Ad ten Bosch met de nieuwe uitgave met op de achtergrond de Walburgstoren. "Een mens alleen heeft er de Walburgstoren / toch als gespreksgenoot." Foto: Alize Hillebrink

Origineel handschrift Ida Gerhardt in heruitgave Dolen en Dromen

Algemeen

ZUTPHEN - Het is 39 jaar geleden dat Ida Gerhardt haar gedicht Dolen en Dromen aan het papier toevertrouwde. Voor het eerst verschijnt er nu een uitgave van het gedicht, dat zich afspeelt in Zutphen, in haar originele handschrift. Wie schrijft die blijft. Dat blijkt.

Door Alize Hillebrink

Ons handgeschreven schrift raakt steeds meer in onbruik. We communiceren via elektronische post en met ons toetsenbord schrijven we in onpersoonlijke computerletters. De schrijver herkennen aan zijn handschrift is er niet meer bij, hooguit aan zijn stijl. Het verliezen van ons handschrift door moderne elektronica is misschien wel de reden dat er meer en meer belangstelling is voor het - persoonlijke - handschrift.

'Ziehier hoe klein en onvolkomen een aanvang nam, Dolen en Dromen'

Het is kerst 1980, een paar maanden na het verschijnen van Ida Gerhardts gedicht Dolen en Dromen. Als goede vriend van de dichteres en classica, ontvangt schrijver en voormalig uitgever en boekhandelaar Ad ten Bosch van Ida Gerhardt een kerstgeschenk. Het cadeau is een 'vitamineboost' voor de winterse dagen en bevat appels, sinaasappels, walnoten. Tussen de vruchten steken twee waskaarsen en aan de zijkant zit een notitie gestoken met de tekst: 'Ziehier hoe klein en onvolkomen een aanvang nam, Dolen en Dromen'. "Het blijkt het 'kladje' van haar eerste aanzetten van het gedicht Dolen en Dromen in haar handschrift", vertelt Ad ten Bosch.

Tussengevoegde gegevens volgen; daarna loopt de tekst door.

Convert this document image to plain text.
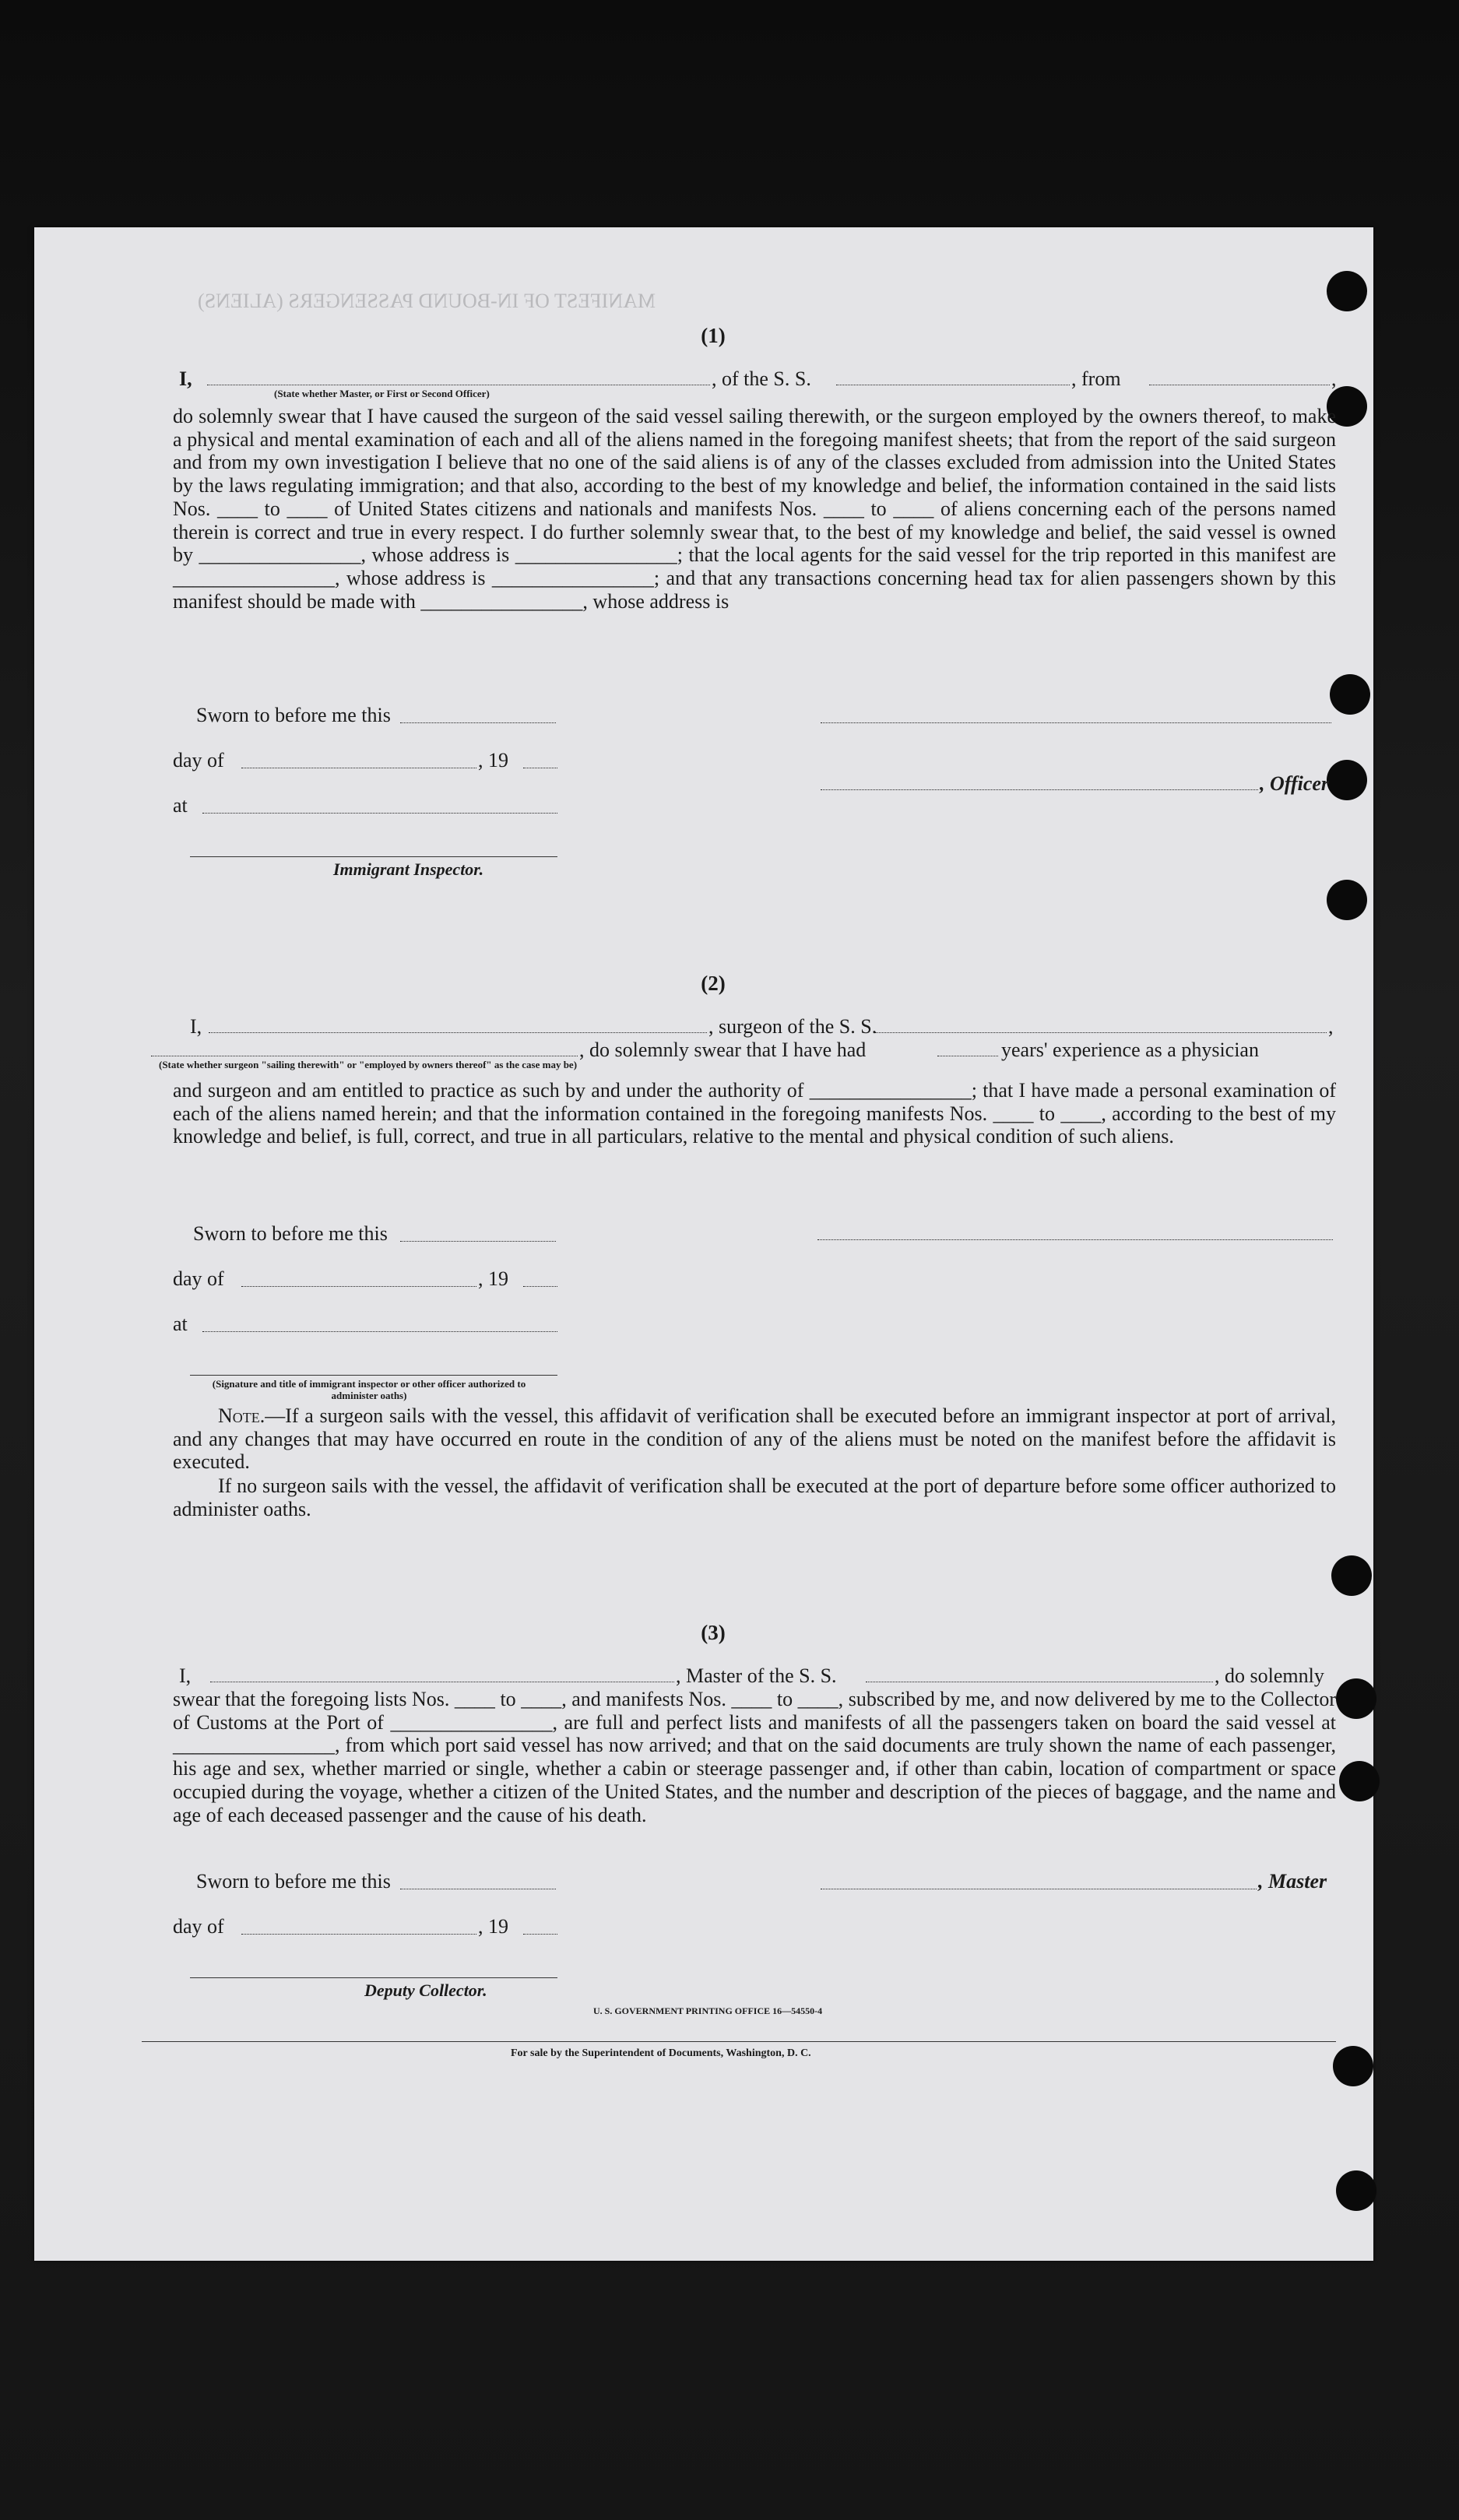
MANIFEST OF IN-BOUND PASSENGERS (ALIENS)
(1)
I,	, of the S. S.	, from	,
(State whether Master, or First or Second Officer)
do solemnly swear that I have caused the surgeon of the said vessel sailing therewith, or the surgeon employed by the owners thereof, to make a physical and mental examination of each and all of the aliens named in the foregoing manifest sheets; that from the report of the said surgeon and from my own investigation I believe that no one of the said aliens is of any of the classes excluded from admission into the United States by the laws regulating immigration; and that also, according to the best of my knowledge and belief, the information contained in the said lists Nos. ____ to ____ of United States citizens and nationals and manifests Nos. ____ to ____ of aliens concerning each of the persons named therein is correct and true in every respect. I do further solemnly swear that, to the best of my knowledge and belief, the said vessel is owned by ________________, whose address is ________________; that the local agents for the said vessel for the trip reported in this manifest are ________________, whose address is ________________; and that any transactions concerning head tax for alien passengers shown by this manifest should be made with ________________, whose address is
Sworn to before me this
day of	, 19
, Officer
at
Immigrant Inspector.
(2)
I,	, surgeon of the S. S.	,
, do solemnly swear that I have had	years' experience as a physician
(State whether surgeon "sailing therewith" or "employed by owners thereof" as the case may be)
and surgeon and am entitled to practice as such by and under the authority of ________________; that I have made a personal examination of each of the aliens named herein; and that the information contained in the foregoing manifests Nos. ____ to ____, according to the best of my knowledge and belief, is full, correct, and true in all particulars, relative to the mental and physical condition of such aliens.
Sworn to before me this
day of	, 19
at
(Signature and title of immigrant inspector or other officer authorized to administer oaths)
Note.—If a surgeon sails with the vessel, this affidavit of verification shall be executed before an immigrant inspector at port of arrival, and any changes that may have occurred en route in the condition of any of the aliens must be noted on the manifest before the affidavit is executed.
If no surgeon sails with the vessel, the affidavit of verification shall be executed at the port of departure before some officer authorized to administer oaths.
(3)
I,	, Master of the S. S.	, do solemnly
swear that the foregoing lists Nos. ____ to ____, and manifests Nos. ____ to ____, subscribed by me, and now delivered by me to the Collector of Customs at the Port of ________________, are full and perfect lists and manifests of all the passengers taken on board the said vessel at ________________, from which port said vessel has now arrived; and that on the said documents are truly shown the name of each passenger, his age and sex, whether married or single, whether a cabin or steerage passenger and, if other than cabin, location of compartment or space occupied during the voyage, whether a citizen of the United States, and the number and description of the pieces of baggage, and the name and age of each deceased passenger and the cause of his death.
Sworn to before me this	, Master
day of	, 19
Deputy Collector.
U. S. GOVERNMENT PRINTING OFFICE 16—54550-4
For sale by the Superintendent of Documents, Washington, D. C.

Een schrift met het volledige gedicht krijgt hij een jaar later, in november 1981. Ze schenkt het Ad omdat zijn verzoek voor een bijdrage aan een fotoboek van Ab van der Kloot over Zutphen, beslissend was voor het ontstaan van het gedicht. Met de originele teksten in zijn hand komt de gedachte in hem op het gedicht uit te geven in haar originele handschrift. Het zal nog 39 jaar duren voor het zover komt. De viering van het 175-jarig bestaan dit jaar van boekhandel Van Someren & Ten Bosch - de boekhandel waar zijn vader en hij jarenlang boekhandelaar van waren - is de aanleiding om zijn voornemen eindelijk te realiseren.

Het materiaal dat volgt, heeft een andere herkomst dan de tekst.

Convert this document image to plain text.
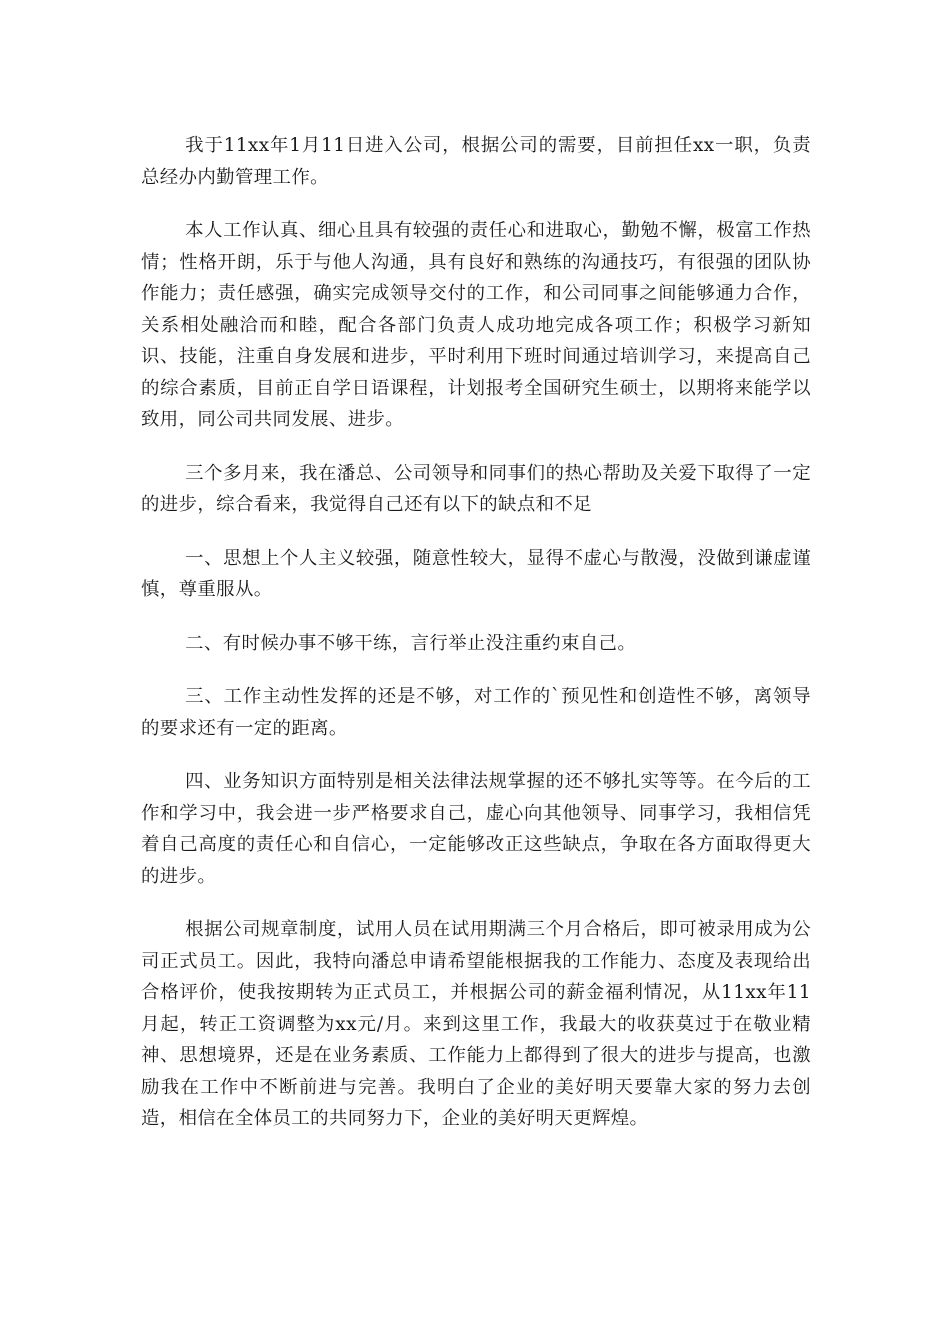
我于11xx年1月11日进入公司，根据公司的需要，目前担任xx一职，负责总经办内勤管理工作。

本人工作认真、细心且具有较强的责任心和进取心，勤勉不懈，极富工作热情；性格开朗，乐于与他人沟通，具有良好和熟练的沟通技巧，有很强的团队协作能力；责任感强，确实完成领导交付的工作，和公司同事之间能够通力合作，关系相处融洽而和睦，配合各部门负责人成功地完成各项工作；积极学习新知识、技能，注重自身发展和进步，平时利用下班时间通过培训学习，来提高自己的综合素质，目前正自学日语课程，计划报考全国研究生硕士，以期将来能学以致用，同公司共同发展、进步。

三个多月来，我在潘总、公司领导和同事们的热心帮助及关爱下取得了一定的进步，综合看来，我觉得自己还有以下的缺点和不足

一、思想上个人主义较强，随意性较大，显得不虚心与散漫，没做到谦虚谨慎，尊重服从。

二、有时候办事不够干练，言行举止没注重约束自己。

三、工作主动性发挥的还是不够，对工作的`预见性和创造性不够，离领导的要求还有一定的距离。

四、业务知识方面特别是相关法律法规掌握的还不够扎实等等。在今后的工作和学习中，我会进一步严格要求自己，虚心向其他领导、同事学习，我相信凭着自己高度的责任心和自信心，一定能够改正这些缺点，争取在各方面取得更大的进步。

根据公司规章制度，试用人员在试用期满三个月合格后，即可被录用成为公司正式员工。因此，我特向潘总申请希望能根据我的工作能力、态度及表现给出合格评价，使我按期转为正式员工，并根据公司的薪金福利情况，从11xx年11月起，转正工资调整为xx元/月。来到这里工作，我最大的收获莫过于在敬业精神、思想境界，还是在业务素质、工作能力上都得到了很大的进步与提高，也激励我在工作中不断前进与完善。我明白了企业的美好明天要靠大家的努力去创造，相信在全体员工的共同努力下，企业的美好明天更辉煌。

De geschiedenis herhaalt zich
Op 8 november 1980 was het burgemeester Roeters van Lennep die bij de presentatie van Dolen en Dromen in het toenmalige Stedelijk Museum aan de Rozengracht het allereerste exemplaar in ontvangst nam van Ida Gerhardt. Ad neemt de toespraak heimelijk op. Bij de overhandiging van het eerste exemplaar aan burgemeester Annemieke Vermeulen tijdens het Jubileumfeest afgelopen donderdag 17 oktober, speelt hij een fragment af uit de toespraak. De geschiedenis herhaalt zich. In de aanwezigheid van zeshonderd bezoekers in de Buitensociëteit, klinkt als een echo uit het verleden, de strabante, scherp gedragen stem van Ida, als ware het koningin Wilhelmina zelf. En ook het jaargetijde komt overeen: "Het is herfst in een kleine stad aan de rivier, waar het gouden oktoberlicht het stilaan van de najaarsnevel wint", zegt Ida in haar voordracht.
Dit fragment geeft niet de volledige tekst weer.